コア・ネットワークとは、広大な宇宙空間での通信システムとしてISのコア間でネットワークを形成しているシステムで、基本的に全てのISが持っているものだ。オープン・チャネルやプライベート・チャネルなどの機能もこれの一部だ。操縦者同士の意識が共鳴し、
まぁ、実際に体験した事が無いから、本当か如何かは、さっぱりだがな。
「以上です」
「ふむ、流石に優秀だな。今回のことは不問にしよう」
ボーデヴィッヒは心から胸をなでおろしたようだった。
「さて、それでは各班ごとに振り分けられたISの装備試験を行うように、専用機持ちは専用パーツのテストだ。全員迅速に行え」
はーい、と返事をする生徒たち、全員がさささとすぐに移動する。
そして、専用機持ち達で、集まった時に俺以外のメンバーは、ちょっとした違和感を感じた。

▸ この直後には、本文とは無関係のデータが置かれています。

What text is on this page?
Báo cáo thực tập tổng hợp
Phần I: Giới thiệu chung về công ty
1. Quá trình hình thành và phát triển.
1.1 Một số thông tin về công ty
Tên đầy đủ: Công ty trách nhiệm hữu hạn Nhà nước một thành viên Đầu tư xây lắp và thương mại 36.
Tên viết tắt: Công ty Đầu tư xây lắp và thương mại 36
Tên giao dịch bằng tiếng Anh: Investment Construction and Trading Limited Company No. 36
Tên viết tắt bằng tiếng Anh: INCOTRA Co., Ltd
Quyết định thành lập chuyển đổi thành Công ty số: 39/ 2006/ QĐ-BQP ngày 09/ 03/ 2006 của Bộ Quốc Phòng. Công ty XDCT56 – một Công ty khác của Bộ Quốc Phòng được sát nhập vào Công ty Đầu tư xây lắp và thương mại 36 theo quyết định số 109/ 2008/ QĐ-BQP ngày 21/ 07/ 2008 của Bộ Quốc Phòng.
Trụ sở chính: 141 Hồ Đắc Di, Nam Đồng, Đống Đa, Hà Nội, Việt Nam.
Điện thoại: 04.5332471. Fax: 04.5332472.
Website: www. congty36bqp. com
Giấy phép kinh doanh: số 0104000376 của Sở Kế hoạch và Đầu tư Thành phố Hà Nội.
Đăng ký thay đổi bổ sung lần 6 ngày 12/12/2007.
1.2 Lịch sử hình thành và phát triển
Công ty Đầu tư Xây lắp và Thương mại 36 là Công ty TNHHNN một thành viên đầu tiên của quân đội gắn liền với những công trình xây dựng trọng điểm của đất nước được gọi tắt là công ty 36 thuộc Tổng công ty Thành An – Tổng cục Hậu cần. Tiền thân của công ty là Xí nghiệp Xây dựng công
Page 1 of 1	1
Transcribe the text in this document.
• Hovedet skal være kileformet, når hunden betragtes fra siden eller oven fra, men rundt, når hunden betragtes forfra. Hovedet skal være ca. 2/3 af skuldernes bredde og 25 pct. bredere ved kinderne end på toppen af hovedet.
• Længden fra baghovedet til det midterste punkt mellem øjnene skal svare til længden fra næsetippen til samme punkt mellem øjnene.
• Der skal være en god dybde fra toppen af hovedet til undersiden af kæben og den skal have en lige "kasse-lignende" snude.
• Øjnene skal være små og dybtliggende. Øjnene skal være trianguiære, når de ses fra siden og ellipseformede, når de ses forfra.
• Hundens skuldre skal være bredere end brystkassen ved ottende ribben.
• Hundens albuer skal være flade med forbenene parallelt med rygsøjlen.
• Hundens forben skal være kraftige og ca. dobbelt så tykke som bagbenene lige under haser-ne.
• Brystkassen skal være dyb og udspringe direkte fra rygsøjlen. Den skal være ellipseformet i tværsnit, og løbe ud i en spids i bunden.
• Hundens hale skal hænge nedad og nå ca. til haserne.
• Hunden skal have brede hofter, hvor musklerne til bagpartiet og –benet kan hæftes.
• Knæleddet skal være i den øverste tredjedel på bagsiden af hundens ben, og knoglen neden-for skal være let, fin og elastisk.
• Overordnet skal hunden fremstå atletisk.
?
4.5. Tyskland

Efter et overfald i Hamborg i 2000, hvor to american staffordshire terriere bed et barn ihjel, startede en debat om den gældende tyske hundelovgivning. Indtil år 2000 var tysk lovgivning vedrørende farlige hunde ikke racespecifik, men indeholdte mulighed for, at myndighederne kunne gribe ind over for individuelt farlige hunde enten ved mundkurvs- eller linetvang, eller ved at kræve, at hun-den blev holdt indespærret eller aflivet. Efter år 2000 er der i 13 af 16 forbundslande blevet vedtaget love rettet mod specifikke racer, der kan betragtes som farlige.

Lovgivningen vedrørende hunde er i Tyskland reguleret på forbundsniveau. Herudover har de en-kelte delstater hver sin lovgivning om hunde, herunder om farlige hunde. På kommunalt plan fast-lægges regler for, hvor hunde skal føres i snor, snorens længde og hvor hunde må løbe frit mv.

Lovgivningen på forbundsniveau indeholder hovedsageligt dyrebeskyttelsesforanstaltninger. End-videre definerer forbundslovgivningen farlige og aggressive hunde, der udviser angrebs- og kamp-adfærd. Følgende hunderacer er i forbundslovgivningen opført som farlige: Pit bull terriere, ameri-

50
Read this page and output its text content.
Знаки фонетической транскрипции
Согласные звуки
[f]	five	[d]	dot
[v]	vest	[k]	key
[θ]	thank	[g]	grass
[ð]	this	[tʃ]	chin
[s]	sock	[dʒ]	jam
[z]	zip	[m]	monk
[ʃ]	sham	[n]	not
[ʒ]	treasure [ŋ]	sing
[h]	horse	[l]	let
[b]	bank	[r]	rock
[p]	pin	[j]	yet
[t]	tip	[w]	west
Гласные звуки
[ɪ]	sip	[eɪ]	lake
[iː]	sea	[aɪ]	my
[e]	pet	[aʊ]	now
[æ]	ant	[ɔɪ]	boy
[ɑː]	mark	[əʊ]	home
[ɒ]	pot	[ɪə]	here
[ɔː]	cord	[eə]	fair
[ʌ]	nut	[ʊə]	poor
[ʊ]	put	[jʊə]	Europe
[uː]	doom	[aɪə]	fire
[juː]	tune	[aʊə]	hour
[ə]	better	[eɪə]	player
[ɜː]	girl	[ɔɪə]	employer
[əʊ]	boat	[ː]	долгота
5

「ちょっと待ってください。箒は専用機を持ってないでしょう」
凰が織斑先生に尋ねた。
今この場にいるのは俺と織斑、凰、オルコット、デュノア、ボーデヴィッヒ、織斑先生・・・・・・そして篠ノ之だ、教師である織斑先生を除いて篠ノ之だけが専用機を持っていない為、凰は尋ねたのであった。
「私から説明しよう。実はだな・・・・」
織斑先生がそのことを説明しようとしたその時。
「ち~ちゃ~ん!」
その言葉を遮る様に、崖の方から声が聞こえて来た。
まさか、このタイミングで、しかもかなり目立つ事をしながら、我らが天災さんが崖を駆け下りて来た。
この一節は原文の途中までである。